Autor: Facebook Nikodem Kowalczuk

"Co to k... jest za liga". Polski bramkarz szokuje na Facebooku

2014-08-05 19:30

Choć Nikodem Kowalczuk ma zaledwie 18 lat i w I lidze nie zagrał ani jednego meczu, to pokusił się o dość ostrą krytykę zaplecza Ekstraklasy. Może i w jego poście na Facebooku było sporo racji, ale czy młodemu i niedoświadczonemu piłkarzowi wypada pisać takie słowa?

- Szczerze co to k... jest za liga...Same ogorki a nie ktorzy to sa PRZE ogorkami ...I ja MUSZE SIE KOPAC W TAKIEJ 1 LIDZE TO DLA MNIE Hanba i powod do placzu ale co mam zrobic ..musze to jakos k... przeczekac...Pozdrawiam.. - tak dokładnie brzmi wpis Kowalczuka pod jednym z postów zamieszczonych na Facebooku przez profil Ekstraklasa.net.

TVP nie pokaże meczu Celtic Glasgow - Legia Warszawa

Młody bramkarz grał do tej pory w drużynach juniorskich, a na dniach miał podpisać kontrakt z pierwszoligową Bytovią Bytów.

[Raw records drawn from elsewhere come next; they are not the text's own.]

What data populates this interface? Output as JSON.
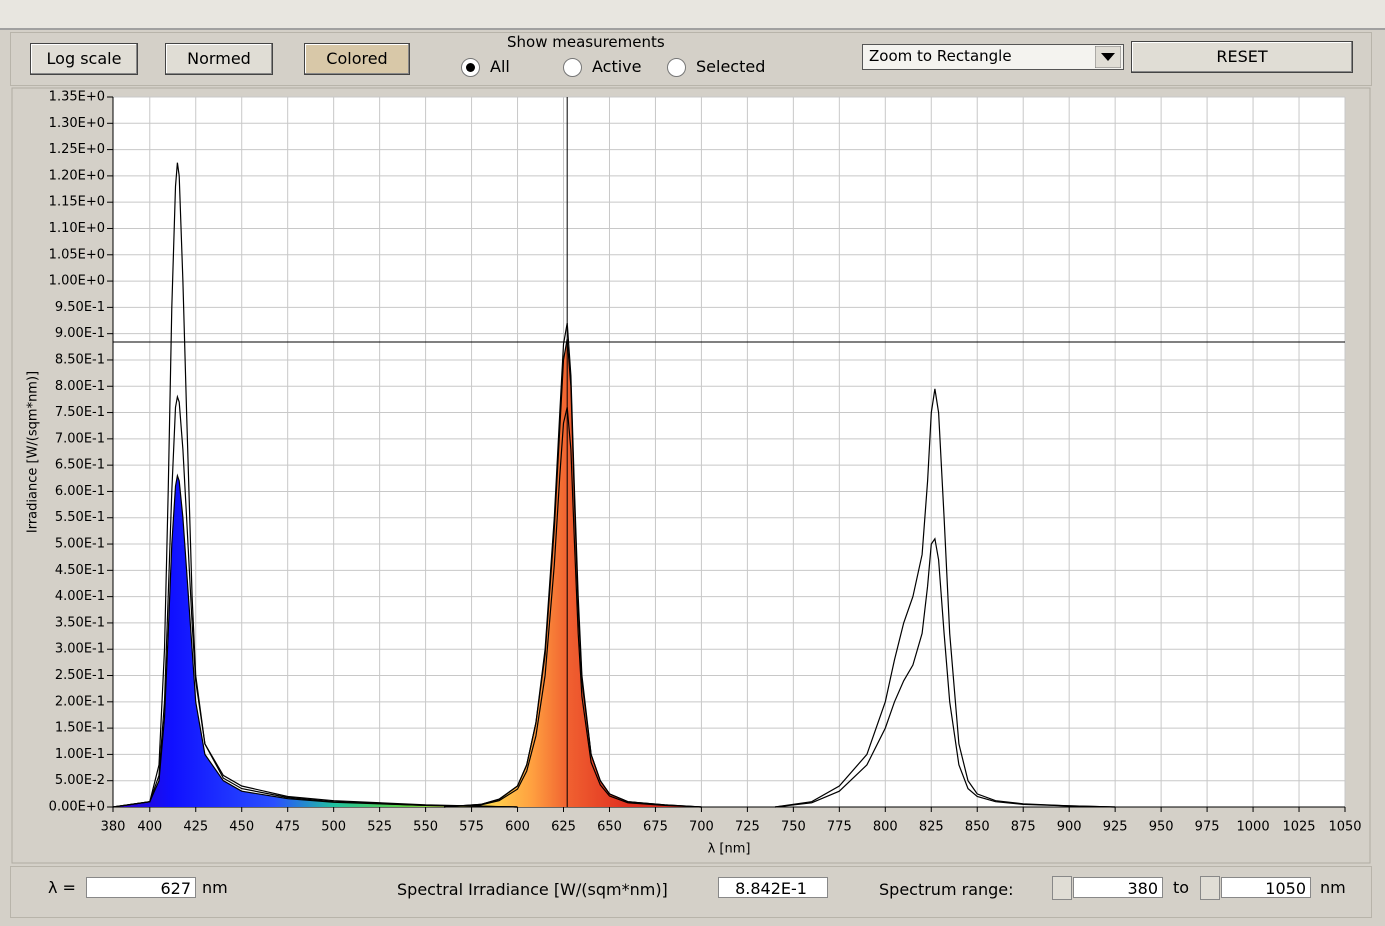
{
  "toolbar": {
    "buttons": [
      {
        "label": "Log scale",
        "pressed": false
      },
      {
        "label": "Normed",
        "pressed": false
      },
      {
        "label": "Colored",
        "pressed": true
      }
    ],
    "show_label": "Show measurements",
    "radios": [
      {
        "label": "All",
        "selected": true
      },
      {
        "label": "Active",
        "selected": false
      },
      {
        "label": "Selected",
        "selected": false
      }
    ],
    "dropdown": "Zoom to Rectangle",
    "reset": "RESET"
  },
  "chart_data": {
    "type": "line",
    "xlabel": "λ [nm]",
    "ylabel": "Irradiance [W/(sqm*nm)]",
    "xlim": [
      380,
      1050
    ],
    "xticks": [
      380,
      400,
      425,
      450,
      475,
      500,
      525,
      550,
      575,
      600,
      625,
      650,
      675,
      700,
      725,
      750,
      775,
      800,
      825,
      850,
      875,
      900,
      925,
      950,
      975,
      1000,
      1025,
      1050
    ],
    "ylim": [
      0,
      1.35
    ],
    "yticks": [
      {
        "value": 0,
        "label": "0.00E+0"
      },
      {
        "value": 0.05,
        "label": "5.00E-2"
      },
      {
        "value": 0.1,
        "label": "1.00E-1"
      },
      {
        "value": 0.15,
        "label": "1.50E-1"
      },
      {
        "value": 0.2,
        "label": "2.00E-1"
      },
      {
        "value": 0.25,
        "label": "2.50E-1"
      },
      {
        "value": 0.3,
        "label": "3.00E-1"
      },
      {
        "value": 0.35,
        "label": "3.50E-1"
      },
      {
        "value": 0.4,
        "label": "4.00E-1"
      },
      {
        "value": 0.45,
        "label": "4.50E-1"
      },
      {
        "value": 0.5,
        "label": "5.00E-1"
      },
      {
        "value": 0.55,
        "label": "5.50E-1"
      },
      {
        "value": 0.6,
        "label": "6.00E-1"
      },
      {
        "value": 0.65,
        "label": "6.50E-1"
      },
      {
        "value": 0.7,
        "label": "7.00E-1"
      },
      {
        "value": 0.75,
        "label": "7.50E-1"
      },
      {
        "value": 0.8,
        "label": "8.00E-1"
      },
      {
        "value": 0.85,
        "label": "8.50E-1"
      },
      {
        "value": 0.9,
        "label": "9.00E-1"
      },
      {
        "value": 0.95,
        "label": "9.50E-1"
      },
      {
        "value": 1,
        "label": "1.00E+0"
      },
      {
        "value": 1.05,
        "label": "1.05E+0"
      },
      {
        "value": 1.1,
        "label": "1.10E+0"
      },
      {
        "value": 1.15,
        "label": "1.15E+0"
      },
      {
        "value": 1.2,
        "label": "1.20E+0"
      },
      {
        "value": 1.25,
        "label": "1.25E+0"
      },
      {
        "value": 1.3,
        "label": "1.30E+0"
      },
      {
        "value": 1.35,
        "label": "1.35E+0"
      }
    ],
    "grid": true,
    "series": [
      {
        "color": "#000000",
        "colored": false,
        "x": [
          380,
          400,
          405,
          408,
          410,
          412,
          414,
          415,
          416,
          418,
          420,
          423,
          425,
          430,
          440,
          450,
          475,
          500,
          550,
          600
        ],
        "values": [
          0,
          0.01,
          0.08,
          0.3,
          0.6,
          0.95,
          1.18,
          1.225,
          1.2,
          1.0,
          0.75,
          0.4,
          0.25,
          0.12,
          0.06,
          0.04,
          0.02,
          0.012,
          0.004,
          0
        ]
      },
      {
        "color": "#000000",
        "colored": false,
        "x": [
          380,
          400,
          405,
          408,
          410,
          412,
          414,
          415,
          416,
          418,
          420,
          423,
          425,
          430,
          440,
          450,
          475,
          500,
          550,
          600
        ],
        "values": [
          0,
          0.01,
          0.06,
          0.2,
          0.4,
          0.6,
          0.76,
          0.78,
          0.77,
          0.68,
          0.55,
          0.35,
          0.24,
          0.12,
          0.055,
          0.035,
          0.018,
          0.01,
          0.003,
          0
        ]
      },
      {
        "color": "#000000",
        "colored": true,
        "x": [
          380,
          400,
          405,
          408,
          410,
          412,
          414,
          415,
          416,
          418,
          420,
          423,
          425,
          430,
          440,
          450,
          475,
          500,
          550,
          600
        ],
        "values": [
          0,
          0.01,
          0.05,
          0.17,
          0.33,
          0.5,
          0.61,
          0.63,
          0.62,
          0.55,
          0.45,
          0.3,
          0.2,
          0.1,
          0.05,
          0.03,
          0.016,
          0.009,
          0.003,
          0
        ]
      },
      {
        "color": "#000000",
        "colored": false,
        "x": [
          560,
          580,
          590,
          600,
          605,
          610,
          615,
          620,
          623,
          625,
          627,
          629,
          631,
          633,
          635,
          640,
          645,
          650,
          660,
          680,
          700
        ],
        "values": [
          0,
          0.005,
          0.015,
          0.04,
          0.08,
          0.16,
          0.3,
          0.55,
          0.75,
          0.88,
          0.92,
          0.82,
          0.6,
          0.4,
          0.25,
          0.1,
          0.05,
          0.025,
          0.01,
          0.004,
          0
        ]
      },
      {
        "color": "#000000",
        "colored": true,
        "x": [
          560,
          580,
          590,
          600,
          605,
          610,
          615,
          620,
          623,
          625,
          627,
          629,
          631,
          633,
          635,
          640,
          645,
          650,
          660,
          680,
          700
        ],
        "values": [
          0,
          0.005,
          0.014,
          0.04,
          0.08,
          0.16,
          0.29,
          0.53,
          0.72,
          0.85,
          0.89,
          0.8,
          0.58,
          0.38,
          0.24,
          0.1,
          0.05,
          0.025,
          0.01,
          0.004,
          0
        ]
      },
      {
        "color": "#000000",
        "colored": false,
        "x": [
          560,
          580,
          590,
          600,
          605,
          610,
          615,
          620,
          623,
          625,
          627,
          629,
          631,
          633,
          635,
          640,
          645,
          650,
          660,
          680,
          700
        ],
        "values": [
          0,
          0.004,
          0.012,
          0.034,
          0.068,
          0.135,
          0.25,
          0.46,
          0.63,
          0.73,
          0.76,
          0.68,
          0.5,
          0.33,
          0.21,
          0.085,
          0.042,
          0.021,
          0.008,
          0.003,
          0
        ]
      },
      {
        "color": "#000000",
        "colored": false,
        "x": [
          740,
          760,
          775,
          790,
          800,
          805,
          810,
          815,
          820,
          823,
          825,
          827,
          829,
          832,
          835,
          840,
          845,
          850,
          860,
          875,
          900,
          925
        ],
        "values": [
          0,
          0.01,
          0.04,
          0.1,
          0.2,
          0.28,
          0.35,
          0.4,
          0.48,
          0.62,
          0.75,
          0.795,
          0.75,
          0.55,
          0.33,
          0.12,
          0.05,
          0.025,
          0.012,
          0.006,
          0.002,
          0
        ]
      },
      {
        "color": "#000000",
        "colored": false,
        "x": [
          740,
          760,
          775,
          790,
          800,
          805,
          810,
          815,
          820,
          823,
          825,
          827,
          829,
          832,
          835,
          840,
          845,
          850,
          860,
          875,
          900,
          925
        ],
        "values": [
          0,
          0.008,
          0.03,
          0.08,
          0.15,
          0.2,
          0.24,
          0.27,
          0.33,
          0.42,
          0.5,
          0.51,
          0.47,
          0.33,
          0.2,
          0.08,
          0.035,
          0.02,
          0.01,
          0.005,
          0.002,
          0
        ]
      }
    ],
    "cursor": {
      "x": 627,
      "y": {
        "value": 0.8842,
        "label": "8.842E-1"
      }
    }
  },
  "footer": {
    "lambda_label": "λ =",
    "lambda_unit": "nm",
    "irradiance_label": "Spectral Irradiance [W/(sqm*nm)]",
    "range_label": "Spectrum range:",
    "range_to": "to",
    "range_unit": "nm"
  }
}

Oznacza to, że na poziomie zaplecza Ekstraklasy nie zagrał ani razu. Nie przeszkodziło mu to jednak w zamieszczeniu chamskiego i wulgarnego wpisu.

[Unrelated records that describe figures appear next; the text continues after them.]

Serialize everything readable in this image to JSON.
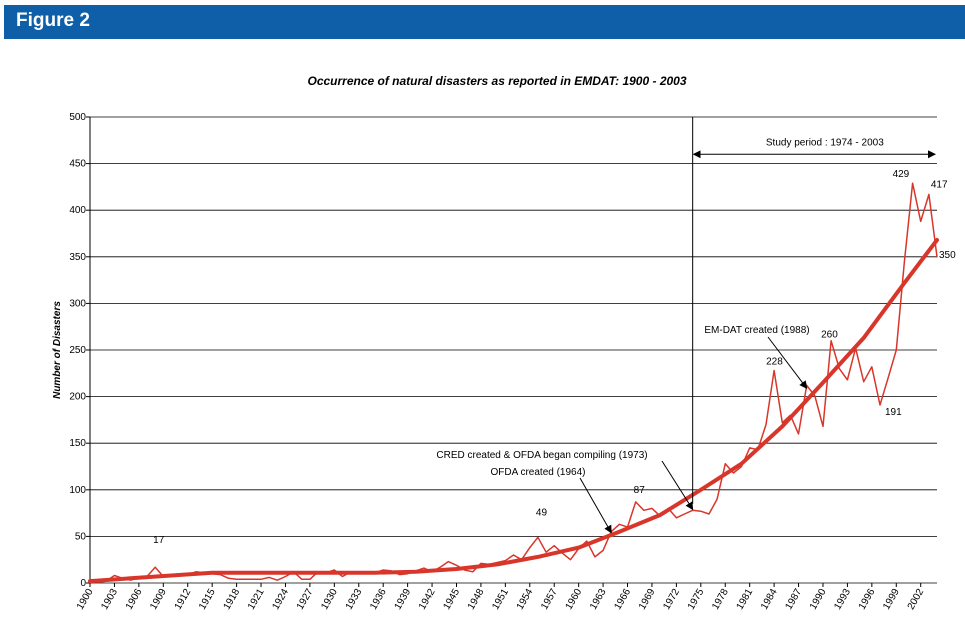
{
  "figure_label": "Figure 2",
  "colors": {
    "header": "#0f5fa8",
    "series": "#d9362b",
    "grid": "#000000"
  },
  "chart_data": {
    "type": "line",
    "title": "Occurrence of natural disasters as reported in EMDAT: 1900 - 2003",
    "xlabel": "",
    "ylabel": "Number of Disasters",
    "ylim": [
      0,
      500
    ],
    "xlim": [
      1900,
      2003
    ],
    "yticks": [
      0,
      50,
      100,
      150,
      200,
      250,
      300,
      350,
      400,
      450,
      500
    ],
    "xticks": [
      1900,
      1903,
      1906,
      1909,
      1912,
      1915,
      1918,
      1921,
      1924,
      1927,
      1930,
      1933,
      1936,
      1939,
      1942,
      1945,
      1948,
      1951,
      1954,
      1957,
      1960,
      1963,
      1966,
      1969,
      1972,
      1975,
      1978,
      1981,
      1984,
      1987,
      1990,
      1993,
      1996,
      1999,
      2002
    ],
    "grid": "horizontal",
    "series": [
      {
        "name": "",
        "values": [
          [
            1900,
            4
          ],
          [
            1901,
            1
          ],
          [
            1902,
            2
          ],
          [
            1903,
            8
          ],
          [
            1904,
            5
          ],
          [
            1905,
            3
          ],
          [
            1906,
            6
          ],
          [
            1907,
            7
          ],
          [
            1908,
            17
          ],
          [
            1909,
            7
          ],
          [
            1910,
            8
          ],
          [
            1911,
            10
          ],
          [
            1912,
            9
          ],
          [
            1913,
            12
          ],
          [
            1914,
            11
          ],
          [
            1915,
            10
          ],
          [
            1916,
            9
          ],
          [
            1917,
            5
          ],
          [
            1918,
            4
          ],
          [
            1919,
            4
          ],
          [
            1920,
            4
          ],
          [
            1921,
            4
          ],
          [
            1922,
            6
          ],
          [
            1923,
            3
          ],
          [
            1924,
            7
          ],
          [
            1925,
            12
          ],
          [
            1926,
            4
          ],
          [
            1927,
            4
          ],
          [
            1928,
            12
          ],
          [
            1929,
            11
          ],
          [
            1930,
            14
          ],
          [
            1931,
            7
          ],
          [
            1932,
            12
          ],
          [
            1933,
            11
          ],
          [
            1934,
            10
          ],
          [
            1935,
            11
          ],
          [
            1936,
            14
          ],
          [
            1937,
            13
          ],
          [
            1938,
            9
          ],
          [
            1939,
            10
          ],
          [
            1940,
            13
          ],
          [
            1941,
            16
          ],
          [
            1942,
            12
          ],
          [
            1943,
            17
          ],
          [
            1944,
            23
          ],
          [
            1945,
            19
          ],
          [
            1946,
            14
          ],
          [
            1947,
            12
          ],
          [
            1948,
            21
          ],
          [
            1949,
            20
          ],
          [
            1950,
            22
          ],
          [
            1951,
            24
          ],
          [
            1952,
            30
          ],
          [
            1953,
            25
          ],
          [
            1954,
            38
          ],
          [
            1955,
            49
          ],
          [
            1956,
            33
          ],
          [
            1957,
            40
          ],
          [
            1958,
            32
          ],
          [
            1959,
            25
          ],
          [
            1960,
            37
          ],
          [
            1961,
            45
          ],
          [
            1962,
            28
          ],
          [
            1963,
            35
          ],
          [
            1964,
            55
          ],
          [
            1965,
            63
          ],
          [
            1966,
            60
          ],
          [
            1967,
            87
          ],
          [
            1968,
            78
          ],
          [
            1969,
            80
          ],
          [
            1970,
            72
          ],
          [
            1971,
            80
          ],
          [
            1972,
            70
          ],
          [
            1973,
            74
          ],
          [
            1974,
            78
          ],
          [
            1975,
            77
          ],
          [
            1976,
            74
          ],
          [
            1977,
            90
          ],
          [
            1978,
            128
          ],
          [
            1979,
            118
          ],
          [
            1980,
            125
          ],
          [
            1981,
            145
          ],
          [
            1982,
            143
          ],
          [
            1983,
            170
          ],
          [
            1984,
            228
          ],
          [
            1985,
            172
          ],
          [
            1986,
            180
          ],
          [
            1987,
            160
          ],
          [
            1988,
            212
          ],
          [
            1989,
            201
          ],
          [
            1990,
            168
          ],
          [
            1991,
            260
          ],
          [
            1992,
            230
          ],
          [
            1993,
            218
          ],
          [
            1994,
            252
          ],
          [
            1995,
            216
          ],
          [
            1996,
            232
          ],
          [
            1997,
            191
          ],
          [
            1998,
            220
          ],
          [
            1999,
            250
          ],
          [
            2000,
            345
          ],
          [
            2001,
            429
          ],
          [
            2002,
            388
          ],
          [
            2003,
            417
          ],
          [
            2004,
            350
          ]
        ]
      },
      {
        "name": "",
        "values": [
          [
            1900,
            2
          ],
          [
            1905,
            5
          ],
          [
            1910,
            8
          ],
          [
            1915,
            11
          ],
          [
            1920,
            11
          ],
          [
            1925,
            11
          ],
          [
            1930,
            11
          ],
          [
            1935,
            11
          ],
          [
            1940,
            12
          ],
          [
            1945,
            15
          ],
          [
            1950,
            20
          ],
          [
            1955,
            28
          ],
          [
            1960,
            38
          ],
          [
            1965,
            55
          ],
          [
            1970,
            73
          ],
          [
            1975,
            100
          ],
          [
            1980,
            128
          ],
          [
            1985,
            168
          ],
          [
            1990,
            215
          ],
          [
            1995,
            263
          ],
          [
            2000,
            322
          ],
          [
            2004,
            368
          ]
        ]
      }
    ],
    "data_labels": [
      {
        "x": 1908,
        "y": 17,
        "text": "17",
        "dx": -2,
        "dy": -24
      },
      {
        "x": 1955,
        "y": 49,
        "text": "49",
        "dx": -2,
        "dy": -22
      },
      {
        "x": 1967,
        "y": 87,
        "text": "87",
        "dx": -2,
        "dy": -9
      },
      {
        "x": 1984,
        "y": 228,
        "text": "228",
        "dx": -8,
        "dy": -6
      },
      {
        "x": 1991,
        "y": 260,
        "text": "260",
        "dx": -10,
        "dy": -3
      },
      {
        "x": 1997,
        "y": 191,
        "text": "191",
        "dx": 5,
        "dy": 10
      },
      {
        "x": 2001,
        "y": 429,
        "text": "429",
        "dx": -20,
        "dy": -6
      },
      {
        "x": 2003,
        "y": 417,
        "text": "417",
        "dx": 2,
        "dy": -7
      },
      {
        "x": 2004,
        "y": 350,
        "text": "350",
        "dx": 2,
        "dy": 1
      }
    ],
    "annotations": [
      {
        "text": "CRED created & OFDA began compiling (1973)",
        "arrow_to": [
          1974,
          79
        ]
      },
      {
        "text": "OFDA created (1964)",
        "arrow_to": [
          1964,
          54
        ]
      },
      {
        "text": "EM-DAT created (1988)",
        "arrow_to": [
          1988,
          209
        ]
      },
      {
        "text": "Study period : 1974 - 2003",
        "range": [
          1974,
          2004
        ]
      }
    ],
    "vertical_marker_year": 1974
  }
}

Jak rozumieć jego słowa? Albo zna swoją wartość i zamiast się "kopać w takiej 1 lidze", chciałby od razu grać w najlepszych drużynach Polski, albo po prostu do głowy uderzyła mu woda sodowa, co dość często zdarza się w tym wieku. Niewyparzony język może go natomiast pozbawić szans na kontrakt w Bytovii, bo czy jakiś trener chciałby mieć w swoim składzie tak niepokornego zawodnika?